Three people—a struggling artist, an unsuccessful writer and an elderly farmer—find an unexpected connection in this warmhearted novel.
“Am I the only person on the planet who wants some MAGIC in her life?” wonders Caddy Keyhoe, who sells “earnest footwear” in New Orleans while trying to make it as an artist. She creates collages from discarded shiny materials (“broken mirrors and costume jewelry, colored glass, bicycle reflectors”) that she layers and covers with acrylic. “The point is to look down deep into things,” she writes in an artist’s statement. Alec Rix, with one published novel to his credit, runs a failing bookstore in Columbia, S.C., and writes a little-read blog, along with the occasional freelanced article. Both are nearly 40, feeling frustrated in their work and personal lives. That changes when Caddy dreams of a diamond-shaped UFO and then finds a diamond, “glittering at her feet like a fallen star,” as if just for her. Her art freshly inspired, she contacts Alec after reading his article about a possible UFO sighting over the land of 85-year-old retired farmer Hatchell T. Beckham. When Alec meets Caddy and tells her of a surprising connection between her and Hatch, all their lives are transformed. The magic here isn’t really UFOs but rather the kind that allows the right people to find each other. Harper (Ghost in the Bedroom, 2014, etc.) capably creates fully rounded portraits of her believable, scarred, sometimes-insecure, entirely lovable characters.

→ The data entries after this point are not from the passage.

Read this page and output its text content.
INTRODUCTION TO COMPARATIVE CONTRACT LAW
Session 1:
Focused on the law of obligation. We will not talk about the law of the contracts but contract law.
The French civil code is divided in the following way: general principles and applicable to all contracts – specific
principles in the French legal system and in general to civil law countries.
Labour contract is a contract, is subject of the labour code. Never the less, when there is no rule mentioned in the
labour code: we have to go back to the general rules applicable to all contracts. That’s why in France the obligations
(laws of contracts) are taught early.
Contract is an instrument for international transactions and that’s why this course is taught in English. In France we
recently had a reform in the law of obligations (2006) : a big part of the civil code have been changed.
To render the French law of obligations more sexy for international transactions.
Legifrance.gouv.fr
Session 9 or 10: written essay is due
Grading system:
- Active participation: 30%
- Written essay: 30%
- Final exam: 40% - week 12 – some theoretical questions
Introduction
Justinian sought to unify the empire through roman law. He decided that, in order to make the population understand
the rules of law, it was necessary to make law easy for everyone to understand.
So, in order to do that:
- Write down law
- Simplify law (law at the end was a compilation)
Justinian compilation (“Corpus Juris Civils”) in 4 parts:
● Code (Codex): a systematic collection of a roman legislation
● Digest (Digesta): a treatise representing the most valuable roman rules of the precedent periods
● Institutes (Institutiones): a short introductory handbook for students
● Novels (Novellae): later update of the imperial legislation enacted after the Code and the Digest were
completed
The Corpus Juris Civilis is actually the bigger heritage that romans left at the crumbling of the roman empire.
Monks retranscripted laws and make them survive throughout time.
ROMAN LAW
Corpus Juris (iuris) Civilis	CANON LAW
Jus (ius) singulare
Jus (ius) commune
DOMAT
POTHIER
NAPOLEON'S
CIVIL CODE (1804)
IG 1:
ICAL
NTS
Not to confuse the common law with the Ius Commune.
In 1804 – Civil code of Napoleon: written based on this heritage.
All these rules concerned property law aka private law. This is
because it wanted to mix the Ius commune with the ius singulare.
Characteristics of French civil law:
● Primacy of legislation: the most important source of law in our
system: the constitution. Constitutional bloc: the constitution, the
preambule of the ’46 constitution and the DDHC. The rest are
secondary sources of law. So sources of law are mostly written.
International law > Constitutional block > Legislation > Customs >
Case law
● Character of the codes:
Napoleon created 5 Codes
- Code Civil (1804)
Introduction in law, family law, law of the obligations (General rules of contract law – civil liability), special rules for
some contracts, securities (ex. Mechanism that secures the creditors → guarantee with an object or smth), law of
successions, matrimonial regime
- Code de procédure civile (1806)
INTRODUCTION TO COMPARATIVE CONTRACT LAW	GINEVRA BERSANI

Hatch, thinking of all he has survived, sometimes kneels and prays when no one can see him: “Humble. Not only out of restrained Presbyterianism, but also because no man making his living by planting seeds in the earth can ever be anything but.” Minor characters also come alive; Caddy’s shoe-store boss and his girlfriend “believe in taking no more from the Earth than what’s strictly necessary: iPhones, mountain bikes, all-natural raw chicken from Whole Foods for their hypothyroid border collie.” The romantic plot is sweet, hot and well-paced.
Deft characterization, wry humor and quiet but momentous scenes of growing affection create a deep-down satisfying novel.